By Dow Jones Newswires
Posted Feb. 22 at 1:09 p.m.

A former Walt Disney Co.  administrative assistant was sentenced to four months home detention Tuesday after admitting to engaging in a scheme last year to sell early access to the entertainment company’s earnings.

Federal prosecutors in Manhattan alleged that Bonnie Hoxie, the former assistant to Disney’s head of communications, gave her then-boyfriend Yonni Sebbag information about Disney’s results before their public announcement last spring.

Sebbag then contacted dozens of hedge funds and investment companies anonymously last March in an amateurish insider-trading plot, offering to provide an early glimpse of Disney’s results, prosecutors said.

“I trusted someone who I was not only romantically involved with, but also was a close confident of for over eight years,” Hoxie said Tuesday. “I was blindsided by love in not making the correct choices.”

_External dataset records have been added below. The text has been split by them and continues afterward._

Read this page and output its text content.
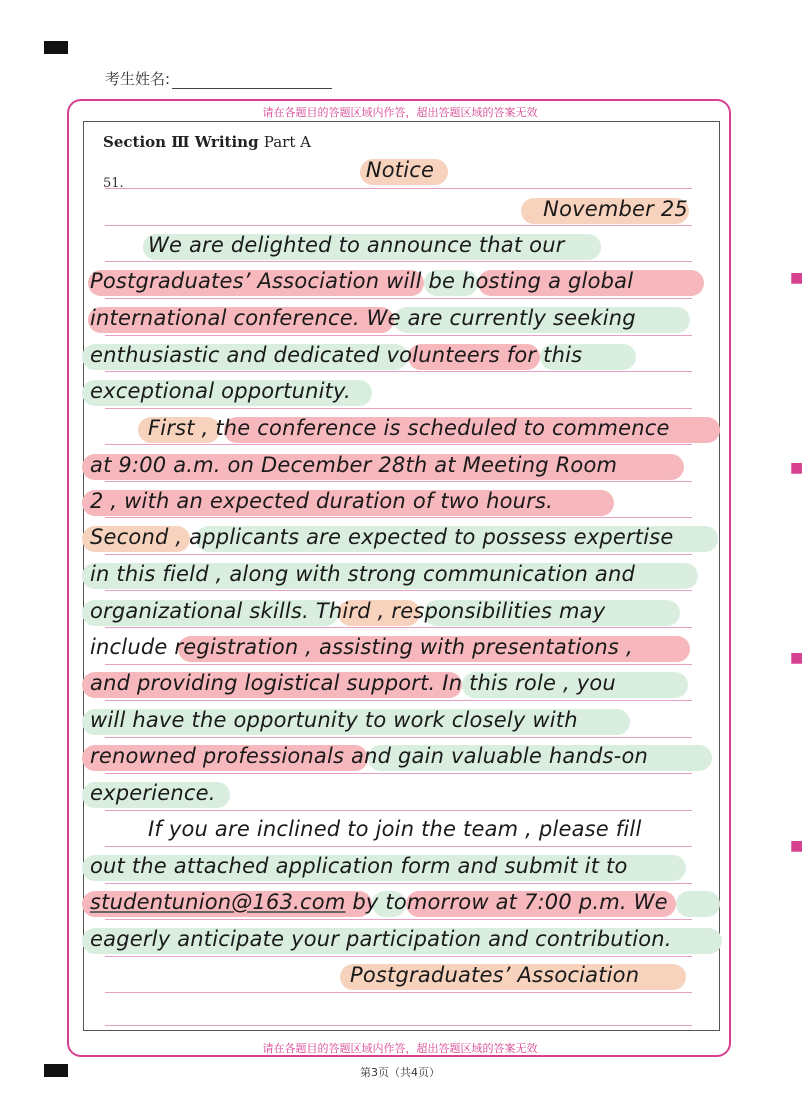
考生姓名:
请在各题目的答题区域内作答，超出答题区域的答案无效
请在各题目的答题区域内作答，超出答题区域的答案无效
Section Ⅲ Writing Part A
51.
Notice
November 25
We are delighted to announce that our
Postgraduates’ Association will be hosting a global
international conference. We are currently seeking
enthusiastic and dedicated volunteers for this
exceptional opportunity.
First , the conference is scheduled to commence
at 9:00 a.m. on December 28th at Meeting Room
2 , with an expected duration of two hours.
Second , applicants are expected to possess expertise
in this field , along with strong communication and
organizational skills. Third , responsibilities may
include registration , assisting with presentations ,
and providing logistical support. In this role , you
will have the opportunity to work closely with
renowned professionals and gain valuable hands-on
experience.
If you are inclined to join the team , please fill
out the attached application form and submit it to
studentunion@163.com by tomorrow at 7:00 p.m. We
eagerly anticipate your participation and contribution.
Postgraduates’ Association
第3页（共4页）
■
■
■
■
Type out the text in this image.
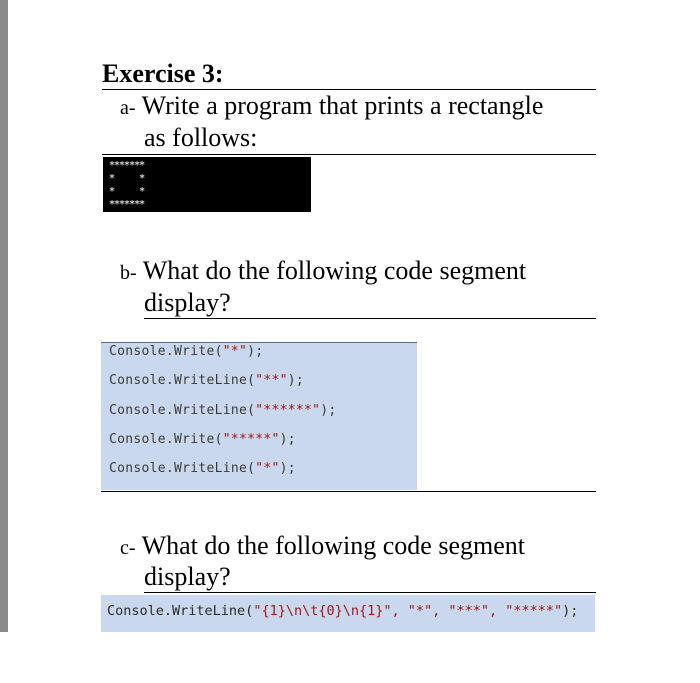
Exercise 3:
a- Write a program that prints a rectangle
as follows:
*******
*     *
*     *
*******
b- What do the following code segment
display?
Console.Write("*");
Console.WriteLine("**");
Console.WriteLine("******");
Console.Write("*****");
Console.WriteLine("*");
c- What do the following code segment
display?
Console.WriteLine("{1}\n\t{0}\n{1}", "*", "***", "*****");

At a hearing Tuesday, U.S. District Judge Alvin K. Hellerstein ordered Hoxie to serve three years probation, the first four months of which would be on home detention. He didn’t impose a fine and ordered her to complete 100 hours of community service a year during her probation.

Hoxie and Sebbag separately pleaded guilty last year to conspiracy and wire fraud. Sebbag was sentenced to 27 months in prison in January.

A form letter was sent last March to more than 30 investment companies, offering access to Disney’s earnings before their release last May and giving the companies a g-mail address, prosecutors said.

FBI agents then began corresponding with Sebbag by e-mail, posing as hedge-fund traders, prosecutors said. Sebbag agreed to share the inside information for $15,000 in cash, prosecutors said.

Sebbag was the “primary leader of this conspiracy,” Asst. U.S. Atty. Julian Moore said Tuesday.

Three days before the release of earnings, Sebbag allegedly e-mailed a copy of “speaking points” related to the company’s fiscal 2010 second-quarter earnings, prosecutors said.

Sebbag’s lawyer said at his sentencing last month that the scheme was born of desperation by Sebbag, who was in dire financial straits after a downturn in the economy and had a gambling addiction.

Robert Baum, Hoxie’s lawyer, said she agreed to provide the information to Sebbag so he might make an investment. She didn’t know the extent of his scheme, Baum said.

“What she did went far beyond the nature of the crime she was involved in,” Baum said.

On the day the earnings were released, Hoxie e-mailed Sebbag, saying “here is the bag that you are going to get for me,” according to a civil suit filed last year by the Securities and Exchange Commission. The e-mail included a link to a $700 Stella McCartney handbag, the SEC said.

Sebbag allegedly replied he would get her the bag “next week” and said, “I may be able to (buy) u 2 of them,” the SEC said. She replied with a link to Stella McCartney shoes, the SEC said.

Hoxie settled the SEC lawsuit in November without admitting or denying wrongdoing.